The case may be decided on some legal detail, and apparently Sullivan did have approval from Uber’s legal department.

What this means for Cloudflare is still anyone’s guess. With different corporate legal advice, people at companies will often behave in different ways.

7 Likes

Bnh,
My post seems to have been removed. Be that as it may, what I said is what I meant, I asserted that I might be over-reacting. If this all blows over as a non-issue I can always buy back into NET. Until such time I would rather just not be an owner. I hold executive management to a high standard.
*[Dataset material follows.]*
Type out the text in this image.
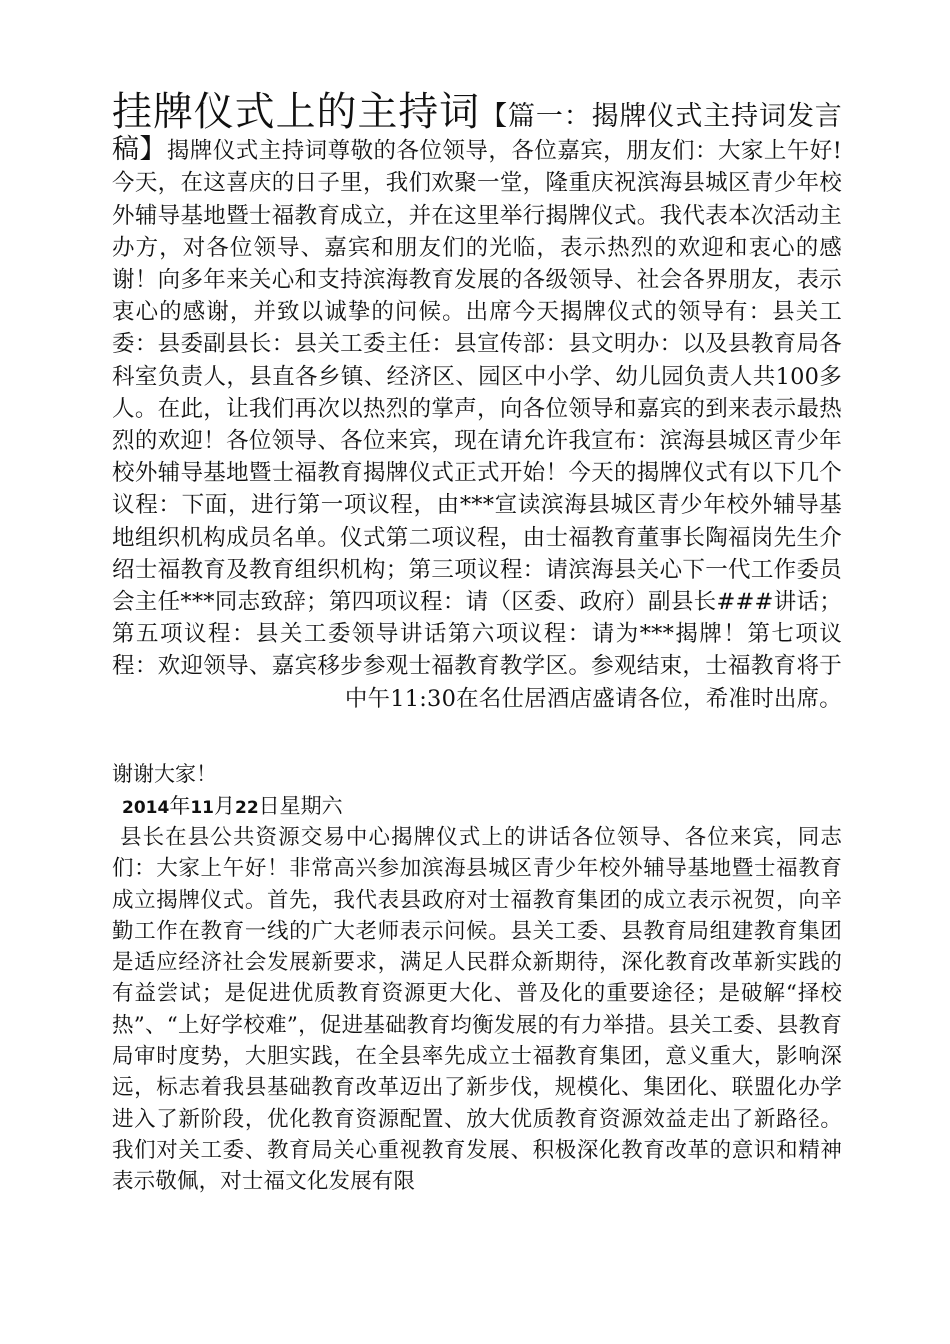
挂牌仪式上的主持词【篇一：揭牌仪式主持词发言稿】揭牌仪式主持词尊敬的各位领导，各位嘉宾，朋友们：大家上午好!今天，在这喜庆的日子里，我们欢聚一堂，隆重庆祝滨海县城区青少年校外辅导基地暨士福教育成立，并在这里举行揭牌仪式。我代表本次活动主办方，对各位领导、嘉宾和朋友们的光临，表示热烈的欢迎和衷心的感谢！向多年来关心和支持滨海教育发展的各级领导、社会各界朋友，表示衷心的感谢，并致以诚挚的问候。出席今天揭牌仪式的领导有：县关工委：县委副县长：县关工委主任：县宣传部：县文明办：以及县教育局各科室负责人，县直各乡镇、经济区、园区中小学、幼儿园负责人共100多人。在此，让我们再次以热烈的掌声，向各位领导和嘉宾的到来表示最热烈的欢迎！各位领导、各位来宾，现在请允许我宣布：滨海县城区青少年校外辅导基地暨士福教育揭牌仪式正式开始！今天的揭牌仪式有以下几个议程：下面，进行第一项议程，由***宣读滨海县城区青少年校外辅导基地组织机构成员名单。仪式第二项议程，由士福教育董事长陶福岗先生介绍士福教育及教育组织机构；第三项议程：请滨海县关心下一代工作委员会主任***同志致辞；第四项议程：请（区委、政府）副县长###讲话；第五项议程：县关工委领导讲话第六项议程：请为***揭牌！第七项议程：欢迎领导、嘉宾移步参观士福教育教学区。参观结束，士福教育将于中午11:30在名仕居酒店盛请各位，希准时出席。

谢谢大家！
2014年11月22日星期六

县长在县公共资源交易中心揭牌仪式上的讲话各位领导、各位来宾，同志们：大家上午好！非常高兴参加滨海县城区青少年校外辅导基地暨士福教育成立揭牌仪式。首先，我代表县政府对士福教育集团的成立表示祝贺，向辛勤工作在教育一线的广大老师表示问候。县关工委、县教育局组建教育集团是适应经济社会发展新要求，满足人民群众新期待，深化教育改革新实践的有益尝试；是促进优质教育资源更大化、普及化的重要途径；是破解“择校热”、“上好学校难”，促进基础教育均衡发展的有力举措。县关工委、县教育局审时度势，大胆实践，在全县率先成立士福教育集团，意义重大，影响深远，标志着我县基础教育改革迈出了新步伐，规模化、集团化、联盟化办学进入了新阶段，优化教育资源配置、放大优质教育资源效益走出了新路径。我们对关工委、教育局关心重视教育发展、积极深化教育改革的意识和精神表示敬佩，对士福文化发展有限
I realize that an indictment is not a conviction. But indictments do not occur for no reason (usually). There are other investment opportunities that are free of clouds, I will put my money there and keep my eyes open.

Many of us were invested in the First Internet Bank a few years ago. They underwent a short attack, but as it turned out there seemed to be considerable merit about the charges leveled against the integrity of executive management. At the time my attitude and reaction was similar. I sold my position. I don’t believe that anyone was ever convicted of any crimes at First Internet Bank, but I never returned to that investment. There just seemed to be better places for my money.

I simply stated my reaction. As has been emphasized on this board over and over again, don’t blindly follow anyone, make up your own mind based on the information at hand and take responsibility for your own decisions.